ICO left with egg on its face as Experian sees off appeal

ExperianThe Information Commissioner’s Office has suffered yet another ignominious defeat in its attempt to force Experian to overhaul its offline marketing practices, with the Upper-tier Tribunal rejecting the regulator’s appeal against its February 2023 ruling.

The issue dates back to 2017, when the ICO began a major investigation into the data broking industry, with Experian, Equifax and TransUnion coming under close scrutiny over how they used personal data for direct marketing purposes.

The ICO’s probe claimed to have found how the three companies were trading, enriching and enhancing people’s personal data without their knowledge. This processing resulted in products which were used by commercial organisations, political parties or charities to find new customers, identify the people most likely to be able to afford goods and services, and build profiles about people, the regulator said.

It then ruled that significant ‘invisible’ processing had taken place, likely affecting millions of adults in the UK. It was ‘invisible’ because the individual was not aware that the organisation was collecting and using their personal data.

Under pressure from the ICO, Equifax and TransUnion changed their practices but Experian stuck to its guns and, in 2020, it was issued with an enforcement notice, compelling the company to make changes within nine months – and delete all “unlawful data”. The ICO threatened further action for breaching GDPR, including a potential fine of up to £20m or 4% of the organisation’s total annual worldwide turnover of $5.2bn, a whopping £208m.

However, Experian successfully appealed the decision in a ruling which was published in early 2023. At the time, Experian UK&I managing director Jose Luiz Rossi said the move represented “a welcome development for the consumers, small businesses and charities across the UK that rely on the services provided by Experian”.

He added: “The Tribunal found, in contrast to the ICO’s enforcement notice, that the vast majority of our practices meet GDPR requirements.”

Industry body the DMA then waded in, with CEO Chris Combemale saying: “The Tribunal ruling reaffirms key principles for the use of legitimate interests for direct marketing, particularly that any balancing test must take into account the economic benefits and the benefits to the individual of receiving the relevant offers.

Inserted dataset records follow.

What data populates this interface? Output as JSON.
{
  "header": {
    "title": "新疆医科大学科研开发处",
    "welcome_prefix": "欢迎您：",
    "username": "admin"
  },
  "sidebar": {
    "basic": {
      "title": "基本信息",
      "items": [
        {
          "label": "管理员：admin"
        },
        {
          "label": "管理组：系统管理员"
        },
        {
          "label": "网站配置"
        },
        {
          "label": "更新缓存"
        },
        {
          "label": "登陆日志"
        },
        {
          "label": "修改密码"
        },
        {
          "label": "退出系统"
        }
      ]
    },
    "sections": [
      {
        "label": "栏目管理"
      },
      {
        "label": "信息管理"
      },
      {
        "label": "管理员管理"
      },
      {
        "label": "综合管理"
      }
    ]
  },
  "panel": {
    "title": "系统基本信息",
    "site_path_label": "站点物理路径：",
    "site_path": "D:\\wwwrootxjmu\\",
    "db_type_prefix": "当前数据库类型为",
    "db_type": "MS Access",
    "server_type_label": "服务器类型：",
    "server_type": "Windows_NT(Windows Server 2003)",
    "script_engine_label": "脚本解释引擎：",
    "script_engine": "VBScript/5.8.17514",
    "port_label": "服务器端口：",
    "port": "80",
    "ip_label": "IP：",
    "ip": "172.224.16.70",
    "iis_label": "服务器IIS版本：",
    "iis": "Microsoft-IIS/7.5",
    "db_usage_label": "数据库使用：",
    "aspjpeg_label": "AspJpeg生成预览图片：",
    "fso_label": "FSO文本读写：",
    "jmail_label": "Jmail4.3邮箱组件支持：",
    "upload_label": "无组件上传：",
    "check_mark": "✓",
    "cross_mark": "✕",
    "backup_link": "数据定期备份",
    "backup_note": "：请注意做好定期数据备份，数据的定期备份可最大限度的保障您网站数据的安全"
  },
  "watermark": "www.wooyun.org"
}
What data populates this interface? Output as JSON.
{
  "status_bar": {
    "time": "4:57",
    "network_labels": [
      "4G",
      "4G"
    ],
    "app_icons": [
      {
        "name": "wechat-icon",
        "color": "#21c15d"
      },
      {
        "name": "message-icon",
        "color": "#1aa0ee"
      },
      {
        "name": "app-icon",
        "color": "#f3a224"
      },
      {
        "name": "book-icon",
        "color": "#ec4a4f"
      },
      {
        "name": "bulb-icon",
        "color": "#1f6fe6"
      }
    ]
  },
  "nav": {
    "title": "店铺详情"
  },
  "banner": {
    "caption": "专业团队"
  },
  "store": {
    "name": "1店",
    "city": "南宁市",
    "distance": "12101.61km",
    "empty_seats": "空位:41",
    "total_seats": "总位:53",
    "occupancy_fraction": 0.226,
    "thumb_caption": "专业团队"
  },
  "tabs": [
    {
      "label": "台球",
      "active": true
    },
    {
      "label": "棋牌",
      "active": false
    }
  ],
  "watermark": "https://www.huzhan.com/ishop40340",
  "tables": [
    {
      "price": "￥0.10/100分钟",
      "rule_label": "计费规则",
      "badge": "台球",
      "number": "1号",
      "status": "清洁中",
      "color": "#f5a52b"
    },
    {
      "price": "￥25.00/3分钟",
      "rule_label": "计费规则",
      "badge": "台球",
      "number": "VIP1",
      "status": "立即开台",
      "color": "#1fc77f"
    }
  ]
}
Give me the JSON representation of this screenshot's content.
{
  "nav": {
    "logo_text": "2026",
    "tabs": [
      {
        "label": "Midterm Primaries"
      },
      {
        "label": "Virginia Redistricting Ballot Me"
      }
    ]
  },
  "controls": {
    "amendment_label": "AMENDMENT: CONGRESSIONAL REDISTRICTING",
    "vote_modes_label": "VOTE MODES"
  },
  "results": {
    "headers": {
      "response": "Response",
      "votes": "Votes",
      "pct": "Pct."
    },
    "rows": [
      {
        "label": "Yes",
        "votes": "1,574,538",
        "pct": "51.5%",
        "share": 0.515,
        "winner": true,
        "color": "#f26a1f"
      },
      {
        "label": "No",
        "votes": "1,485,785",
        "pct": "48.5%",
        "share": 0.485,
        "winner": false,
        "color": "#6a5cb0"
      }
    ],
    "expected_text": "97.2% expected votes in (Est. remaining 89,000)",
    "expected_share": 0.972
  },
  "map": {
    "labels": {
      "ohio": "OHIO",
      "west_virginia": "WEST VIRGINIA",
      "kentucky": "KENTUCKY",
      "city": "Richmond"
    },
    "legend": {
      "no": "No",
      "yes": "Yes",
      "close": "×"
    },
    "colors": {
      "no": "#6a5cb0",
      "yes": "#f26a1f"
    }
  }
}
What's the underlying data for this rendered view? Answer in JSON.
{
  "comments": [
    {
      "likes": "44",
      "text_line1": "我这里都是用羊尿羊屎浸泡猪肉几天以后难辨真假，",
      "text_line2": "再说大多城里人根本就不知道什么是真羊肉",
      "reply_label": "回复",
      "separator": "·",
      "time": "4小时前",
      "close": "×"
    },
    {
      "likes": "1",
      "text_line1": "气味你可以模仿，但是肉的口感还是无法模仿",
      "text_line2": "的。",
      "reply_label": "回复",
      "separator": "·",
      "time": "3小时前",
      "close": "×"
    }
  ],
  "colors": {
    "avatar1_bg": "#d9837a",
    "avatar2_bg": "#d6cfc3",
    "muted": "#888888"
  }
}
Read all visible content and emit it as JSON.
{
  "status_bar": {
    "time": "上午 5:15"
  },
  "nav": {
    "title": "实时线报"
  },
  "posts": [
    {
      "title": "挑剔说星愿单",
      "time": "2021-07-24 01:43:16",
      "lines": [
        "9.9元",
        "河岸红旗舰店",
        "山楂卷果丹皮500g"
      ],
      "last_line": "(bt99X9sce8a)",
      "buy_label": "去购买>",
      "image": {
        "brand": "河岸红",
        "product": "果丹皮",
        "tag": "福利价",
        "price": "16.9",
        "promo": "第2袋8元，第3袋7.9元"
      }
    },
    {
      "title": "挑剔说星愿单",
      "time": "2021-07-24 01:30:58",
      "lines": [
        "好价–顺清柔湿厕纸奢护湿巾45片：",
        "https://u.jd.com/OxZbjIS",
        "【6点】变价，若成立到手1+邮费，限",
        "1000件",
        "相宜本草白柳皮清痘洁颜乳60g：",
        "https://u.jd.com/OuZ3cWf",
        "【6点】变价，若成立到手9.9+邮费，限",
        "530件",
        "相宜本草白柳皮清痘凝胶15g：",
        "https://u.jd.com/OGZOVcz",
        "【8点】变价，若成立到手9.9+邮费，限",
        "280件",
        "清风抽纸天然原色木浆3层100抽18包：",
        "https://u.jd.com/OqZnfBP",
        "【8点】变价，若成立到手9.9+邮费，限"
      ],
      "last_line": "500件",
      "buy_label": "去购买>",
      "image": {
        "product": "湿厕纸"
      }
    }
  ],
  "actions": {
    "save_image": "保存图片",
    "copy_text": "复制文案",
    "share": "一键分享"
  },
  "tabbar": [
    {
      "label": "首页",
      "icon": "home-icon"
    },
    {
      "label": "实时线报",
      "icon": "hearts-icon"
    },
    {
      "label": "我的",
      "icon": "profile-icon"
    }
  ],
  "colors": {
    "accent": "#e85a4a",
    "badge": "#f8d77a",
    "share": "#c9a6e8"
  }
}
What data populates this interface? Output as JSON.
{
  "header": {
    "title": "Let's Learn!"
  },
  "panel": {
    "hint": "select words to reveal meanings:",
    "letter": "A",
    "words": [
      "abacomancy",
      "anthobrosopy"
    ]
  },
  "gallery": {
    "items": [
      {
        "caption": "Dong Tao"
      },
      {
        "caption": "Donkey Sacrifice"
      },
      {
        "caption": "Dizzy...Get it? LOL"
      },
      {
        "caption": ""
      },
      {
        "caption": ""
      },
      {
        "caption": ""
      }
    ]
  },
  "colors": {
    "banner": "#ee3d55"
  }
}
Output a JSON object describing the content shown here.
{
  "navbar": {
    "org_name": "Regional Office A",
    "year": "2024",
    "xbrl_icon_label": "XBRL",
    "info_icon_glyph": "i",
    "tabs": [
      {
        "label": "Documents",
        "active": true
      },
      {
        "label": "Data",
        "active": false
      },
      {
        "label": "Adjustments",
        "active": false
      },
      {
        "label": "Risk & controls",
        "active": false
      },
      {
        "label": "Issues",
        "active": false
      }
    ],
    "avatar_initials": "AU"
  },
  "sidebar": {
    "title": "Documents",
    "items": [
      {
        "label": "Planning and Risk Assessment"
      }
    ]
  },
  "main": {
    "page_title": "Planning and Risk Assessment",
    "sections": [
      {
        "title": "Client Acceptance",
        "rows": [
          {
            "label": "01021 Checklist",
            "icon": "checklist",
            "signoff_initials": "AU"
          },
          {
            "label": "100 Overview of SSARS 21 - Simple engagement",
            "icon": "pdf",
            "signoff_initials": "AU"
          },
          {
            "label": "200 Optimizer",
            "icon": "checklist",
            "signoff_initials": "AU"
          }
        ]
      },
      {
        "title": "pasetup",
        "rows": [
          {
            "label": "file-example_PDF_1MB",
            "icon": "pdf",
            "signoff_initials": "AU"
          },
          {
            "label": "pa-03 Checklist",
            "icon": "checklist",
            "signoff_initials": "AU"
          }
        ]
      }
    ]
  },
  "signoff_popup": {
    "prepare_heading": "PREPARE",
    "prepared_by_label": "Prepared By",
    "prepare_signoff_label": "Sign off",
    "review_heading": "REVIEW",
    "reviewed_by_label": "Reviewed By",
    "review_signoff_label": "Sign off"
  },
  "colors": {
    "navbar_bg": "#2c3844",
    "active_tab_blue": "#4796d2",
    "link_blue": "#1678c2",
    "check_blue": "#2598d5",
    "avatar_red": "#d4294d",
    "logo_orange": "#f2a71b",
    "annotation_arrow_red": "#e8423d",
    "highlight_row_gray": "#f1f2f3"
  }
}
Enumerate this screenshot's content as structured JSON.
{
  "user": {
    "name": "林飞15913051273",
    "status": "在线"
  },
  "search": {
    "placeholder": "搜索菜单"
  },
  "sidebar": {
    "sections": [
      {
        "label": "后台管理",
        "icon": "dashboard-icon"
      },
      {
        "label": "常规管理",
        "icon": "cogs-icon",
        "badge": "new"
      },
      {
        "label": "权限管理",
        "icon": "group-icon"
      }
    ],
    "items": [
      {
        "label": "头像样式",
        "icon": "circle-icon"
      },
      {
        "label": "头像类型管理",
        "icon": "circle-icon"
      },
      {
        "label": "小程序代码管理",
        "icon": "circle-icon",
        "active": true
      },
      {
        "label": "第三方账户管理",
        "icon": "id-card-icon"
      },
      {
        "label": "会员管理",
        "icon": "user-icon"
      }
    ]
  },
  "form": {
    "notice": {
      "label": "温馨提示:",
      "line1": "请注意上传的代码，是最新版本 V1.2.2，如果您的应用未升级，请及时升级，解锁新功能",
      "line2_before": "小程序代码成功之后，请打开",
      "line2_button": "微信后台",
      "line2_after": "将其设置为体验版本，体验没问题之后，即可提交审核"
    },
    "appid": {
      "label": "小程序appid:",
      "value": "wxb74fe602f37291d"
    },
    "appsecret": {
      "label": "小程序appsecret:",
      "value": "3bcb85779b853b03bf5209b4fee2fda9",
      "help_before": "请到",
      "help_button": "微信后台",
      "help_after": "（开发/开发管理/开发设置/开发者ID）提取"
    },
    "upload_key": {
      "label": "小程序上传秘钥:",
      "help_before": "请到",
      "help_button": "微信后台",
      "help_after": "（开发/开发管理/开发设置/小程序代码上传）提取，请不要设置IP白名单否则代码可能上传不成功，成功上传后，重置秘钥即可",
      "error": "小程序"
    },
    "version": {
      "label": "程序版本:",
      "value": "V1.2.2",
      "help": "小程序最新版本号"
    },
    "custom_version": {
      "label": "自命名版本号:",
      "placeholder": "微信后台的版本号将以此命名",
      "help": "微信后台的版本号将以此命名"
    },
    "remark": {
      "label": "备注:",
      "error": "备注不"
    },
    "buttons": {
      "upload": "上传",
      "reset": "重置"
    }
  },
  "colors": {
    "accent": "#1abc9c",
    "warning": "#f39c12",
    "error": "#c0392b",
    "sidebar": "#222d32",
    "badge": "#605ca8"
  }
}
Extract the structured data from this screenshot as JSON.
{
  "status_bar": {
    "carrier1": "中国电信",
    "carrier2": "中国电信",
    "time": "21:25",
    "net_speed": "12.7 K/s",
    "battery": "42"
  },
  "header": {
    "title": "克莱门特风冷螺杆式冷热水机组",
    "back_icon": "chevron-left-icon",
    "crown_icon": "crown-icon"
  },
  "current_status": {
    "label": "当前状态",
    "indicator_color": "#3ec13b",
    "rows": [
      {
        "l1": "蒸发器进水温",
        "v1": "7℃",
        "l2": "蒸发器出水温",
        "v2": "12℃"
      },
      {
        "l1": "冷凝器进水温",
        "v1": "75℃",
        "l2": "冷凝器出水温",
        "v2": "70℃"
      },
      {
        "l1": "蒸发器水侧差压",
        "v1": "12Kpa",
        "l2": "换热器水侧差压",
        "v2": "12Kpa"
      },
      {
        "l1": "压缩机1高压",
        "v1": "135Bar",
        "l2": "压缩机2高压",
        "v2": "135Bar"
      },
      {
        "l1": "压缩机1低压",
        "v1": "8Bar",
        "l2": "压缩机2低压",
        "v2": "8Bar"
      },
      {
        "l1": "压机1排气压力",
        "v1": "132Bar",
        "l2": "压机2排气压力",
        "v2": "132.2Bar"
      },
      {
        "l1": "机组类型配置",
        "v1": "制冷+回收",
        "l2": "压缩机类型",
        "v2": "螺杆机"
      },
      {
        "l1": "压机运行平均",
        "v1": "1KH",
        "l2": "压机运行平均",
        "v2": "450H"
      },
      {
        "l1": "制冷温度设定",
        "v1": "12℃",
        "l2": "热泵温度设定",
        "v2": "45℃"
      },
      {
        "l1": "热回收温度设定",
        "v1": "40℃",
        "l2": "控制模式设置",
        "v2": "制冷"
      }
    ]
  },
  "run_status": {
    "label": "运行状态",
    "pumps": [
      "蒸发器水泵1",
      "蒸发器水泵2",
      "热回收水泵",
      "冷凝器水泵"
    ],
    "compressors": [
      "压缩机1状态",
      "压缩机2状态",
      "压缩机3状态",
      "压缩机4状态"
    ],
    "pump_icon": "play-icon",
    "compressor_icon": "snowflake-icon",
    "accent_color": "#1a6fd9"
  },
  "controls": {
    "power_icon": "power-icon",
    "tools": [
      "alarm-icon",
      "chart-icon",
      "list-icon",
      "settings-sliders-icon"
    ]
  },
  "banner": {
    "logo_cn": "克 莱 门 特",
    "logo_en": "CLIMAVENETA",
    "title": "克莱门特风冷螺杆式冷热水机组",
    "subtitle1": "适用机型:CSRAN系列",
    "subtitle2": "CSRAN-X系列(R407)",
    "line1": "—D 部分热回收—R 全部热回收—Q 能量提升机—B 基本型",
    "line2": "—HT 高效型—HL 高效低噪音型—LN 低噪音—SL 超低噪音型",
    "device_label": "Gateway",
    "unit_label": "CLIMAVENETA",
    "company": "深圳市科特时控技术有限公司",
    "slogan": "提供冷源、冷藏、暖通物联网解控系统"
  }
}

“The DMA agrees fully with the Tribunal’s judgment that receiving more relevant offers are unlikely to cause any distress or harm and are more likely to create benefits.”

Even so, Information Commissioner John Edwards then launched an appeal, having reportedly told delegates at the International Association of Privacy Professionals (IAPP): “Having carefully considered that judgment, I believe that the Tribunal has got the law wrong.”

And in an interview with MLex, he added: “Transparency is so at the heart of data protection that we couldn’t really let those findings in Experian go unchallenged, when they represent, I think, a reading down of the importance of transparency.”

However, in a decision published late yesterday (Tuesday) the Upper Tribunal threw out the case; quite where this leaves Edwards’ reputation has yet to be determined.

An Experian spokesperson said: “We welcome the Upper Tier Tribunal’s decision. As we have stated throughout these proceedings, we remain deeply committed to transparency, safeguarding privacy and helping consumers to better understand and control the use of their data.”

One industry expert told Decision Marketing: “This ruling makes Edwards look a right chump. Instead of accepting the first decision he has staked his reputation on getting it overturned and has now been humiliated. Many thought (former Commissioner) Elizabeth Denham was a showboater for chasing headlines but, unlike Edwards, even she knew when she’d been defeated.”